Well, it looks like we’re stuck with “remote-ing” for the forseable future. One of the biggest challenges is maintaining a professional look while on those Zoom or FaceTime calls. One of the biggest pitfalls? Light.
Home lighting is not designed for video presentations. They generally come from the ceiling, or corners of rooms. Windows can be excellent - assuming the time of day is right, and your room is configured to let face one while you chat. Doing nothing at all can lead to you just looking dark and featureless.
A simple addition is a video light. They come in all shapes in sizes, and at all price points. Some are large, some small, and some more complex than others. My go to solution is a product from a company called Lumecube.

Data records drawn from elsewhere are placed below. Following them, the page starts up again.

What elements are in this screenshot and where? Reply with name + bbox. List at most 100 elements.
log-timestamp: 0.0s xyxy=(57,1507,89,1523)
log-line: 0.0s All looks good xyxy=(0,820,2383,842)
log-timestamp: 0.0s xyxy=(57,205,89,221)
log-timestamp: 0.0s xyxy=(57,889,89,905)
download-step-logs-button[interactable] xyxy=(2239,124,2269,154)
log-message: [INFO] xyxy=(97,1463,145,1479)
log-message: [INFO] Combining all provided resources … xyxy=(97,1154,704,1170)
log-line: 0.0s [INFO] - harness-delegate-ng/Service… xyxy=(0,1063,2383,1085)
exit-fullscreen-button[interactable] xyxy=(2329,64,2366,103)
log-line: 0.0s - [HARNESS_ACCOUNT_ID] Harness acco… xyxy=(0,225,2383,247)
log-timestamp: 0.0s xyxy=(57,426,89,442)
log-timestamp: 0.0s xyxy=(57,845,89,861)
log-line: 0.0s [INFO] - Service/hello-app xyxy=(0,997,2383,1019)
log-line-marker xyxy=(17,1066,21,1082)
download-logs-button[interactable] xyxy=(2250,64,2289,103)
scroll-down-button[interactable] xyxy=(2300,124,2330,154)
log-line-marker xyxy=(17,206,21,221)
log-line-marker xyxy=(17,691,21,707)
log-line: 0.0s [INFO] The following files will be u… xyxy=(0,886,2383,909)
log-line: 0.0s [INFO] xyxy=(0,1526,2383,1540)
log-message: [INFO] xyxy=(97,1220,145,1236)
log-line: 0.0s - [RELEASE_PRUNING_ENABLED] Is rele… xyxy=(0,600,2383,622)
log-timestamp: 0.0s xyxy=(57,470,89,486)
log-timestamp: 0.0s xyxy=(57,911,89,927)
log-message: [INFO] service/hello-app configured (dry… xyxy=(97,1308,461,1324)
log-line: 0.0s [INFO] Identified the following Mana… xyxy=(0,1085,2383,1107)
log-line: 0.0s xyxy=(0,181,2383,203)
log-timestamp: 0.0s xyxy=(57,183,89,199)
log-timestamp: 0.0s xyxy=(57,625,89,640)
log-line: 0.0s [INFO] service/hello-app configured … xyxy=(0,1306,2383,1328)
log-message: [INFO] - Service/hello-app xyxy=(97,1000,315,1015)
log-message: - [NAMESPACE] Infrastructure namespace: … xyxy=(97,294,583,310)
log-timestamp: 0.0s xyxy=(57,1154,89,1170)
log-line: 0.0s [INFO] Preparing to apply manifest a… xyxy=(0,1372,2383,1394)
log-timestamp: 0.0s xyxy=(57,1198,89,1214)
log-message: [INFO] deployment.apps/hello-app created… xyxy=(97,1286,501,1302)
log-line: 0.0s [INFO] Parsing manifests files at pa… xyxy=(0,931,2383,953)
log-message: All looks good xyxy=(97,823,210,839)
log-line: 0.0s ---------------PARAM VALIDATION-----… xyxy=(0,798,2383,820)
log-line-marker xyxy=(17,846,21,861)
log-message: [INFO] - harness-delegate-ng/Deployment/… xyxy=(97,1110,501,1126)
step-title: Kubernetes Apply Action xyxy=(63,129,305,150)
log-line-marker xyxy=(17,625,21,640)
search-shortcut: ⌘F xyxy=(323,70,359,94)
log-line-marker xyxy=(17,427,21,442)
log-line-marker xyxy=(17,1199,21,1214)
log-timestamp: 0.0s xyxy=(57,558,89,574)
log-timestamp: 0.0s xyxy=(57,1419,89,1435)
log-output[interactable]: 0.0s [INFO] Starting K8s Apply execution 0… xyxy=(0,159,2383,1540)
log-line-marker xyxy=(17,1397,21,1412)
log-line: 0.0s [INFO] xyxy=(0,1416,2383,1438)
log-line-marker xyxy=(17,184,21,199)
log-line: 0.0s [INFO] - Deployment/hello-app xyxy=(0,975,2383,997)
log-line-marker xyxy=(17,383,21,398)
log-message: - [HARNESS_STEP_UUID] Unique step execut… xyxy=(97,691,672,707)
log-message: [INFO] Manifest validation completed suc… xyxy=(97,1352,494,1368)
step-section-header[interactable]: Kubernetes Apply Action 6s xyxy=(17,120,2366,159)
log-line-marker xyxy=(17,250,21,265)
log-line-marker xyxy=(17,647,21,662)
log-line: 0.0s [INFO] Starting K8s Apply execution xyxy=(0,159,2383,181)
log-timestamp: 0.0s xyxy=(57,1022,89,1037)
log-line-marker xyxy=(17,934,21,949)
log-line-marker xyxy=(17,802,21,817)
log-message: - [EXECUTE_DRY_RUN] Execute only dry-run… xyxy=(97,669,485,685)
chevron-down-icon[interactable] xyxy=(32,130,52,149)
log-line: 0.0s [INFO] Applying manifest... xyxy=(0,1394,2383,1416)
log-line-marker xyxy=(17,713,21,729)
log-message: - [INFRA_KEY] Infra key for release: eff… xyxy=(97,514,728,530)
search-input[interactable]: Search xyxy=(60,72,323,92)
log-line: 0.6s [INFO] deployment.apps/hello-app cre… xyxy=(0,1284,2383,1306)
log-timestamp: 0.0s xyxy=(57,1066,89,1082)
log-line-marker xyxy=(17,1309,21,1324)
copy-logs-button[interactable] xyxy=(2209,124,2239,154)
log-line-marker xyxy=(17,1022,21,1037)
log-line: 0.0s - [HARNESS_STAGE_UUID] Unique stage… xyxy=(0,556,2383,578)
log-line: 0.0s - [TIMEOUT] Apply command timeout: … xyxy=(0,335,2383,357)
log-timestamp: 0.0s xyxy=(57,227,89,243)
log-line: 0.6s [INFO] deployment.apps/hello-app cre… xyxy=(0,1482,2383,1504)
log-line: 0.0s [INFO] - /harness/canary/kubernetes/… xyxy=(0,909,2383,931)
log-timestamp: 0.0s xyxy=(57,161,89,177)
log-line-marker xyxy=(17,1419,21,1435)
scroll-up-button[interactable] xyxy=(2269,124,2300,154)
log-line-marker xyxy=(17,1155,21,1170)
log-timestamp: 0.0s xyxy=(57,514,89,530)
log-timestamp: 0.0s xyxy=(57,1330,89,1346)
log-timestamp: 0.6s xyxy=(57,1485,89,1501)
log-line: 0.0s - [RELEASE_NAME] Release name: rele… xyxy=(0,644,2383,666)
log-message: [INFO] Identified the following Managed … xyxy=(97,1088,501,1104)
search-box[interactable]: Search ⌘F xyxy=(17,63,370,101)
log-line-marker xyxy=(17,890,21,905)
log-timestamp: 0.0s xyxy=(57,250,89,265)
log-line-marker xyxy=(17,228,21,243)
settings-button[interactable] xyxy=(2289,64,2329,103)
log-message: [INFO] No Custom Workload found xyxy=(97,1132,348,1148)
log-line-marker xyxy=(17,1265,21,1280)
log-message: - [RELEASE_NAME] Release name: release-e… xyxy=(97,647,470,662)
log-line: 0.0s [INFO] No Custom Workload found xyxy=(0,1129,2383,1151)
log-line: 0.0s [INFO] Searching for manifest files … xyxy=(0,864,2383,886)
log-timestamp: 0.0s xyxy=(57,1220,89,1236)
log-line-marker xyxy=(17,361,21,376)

Their "Video Conference Light for Remote Working" (yes, the marketing department was on a lunch break when this got named) makes up for its less than creative moniker with its quality and design. Consider:
* The light is LED, and comes with a nice diffuser cover that helps spread the light around for coverage.
* It's fully battery operated, but can run off computer power via its included USB cable. It can also be plugged in via a wall bug.
* The light is fully adjustable for not only brightness, but also for color temperature. This allows you to make the light yellow (like indoor lighting) or blue (like daylight) to help you blend your look with the background in your room.
* The vacuum mount is sturdy, and clamps to your laptop or monitor by suction cup. This may be the most important feature - not only is it easy to install, but the light stays out of the way and doesn't risk damaging your screen.
At $60, its not the cheapest light out there. But it's a quality light, built by (and for) professional photographers, and its designed to last. You can find it here:
A less expensive alternative that uses the same concept can be found on Amazon - I have not tested this unit, but Amazon is ever-forgiving with it's return policy.
NOTE: Whatever you do, DO NOT BUY A LIGHT LIKE THIS!
NEVER clamp anything to a laptop or flatscreen monitor. It is unbelievably easy to crack a screen with a pressure clamp of any kind - and the only fix is replacement. (yes, and that's every bit as expensive as you would expect.)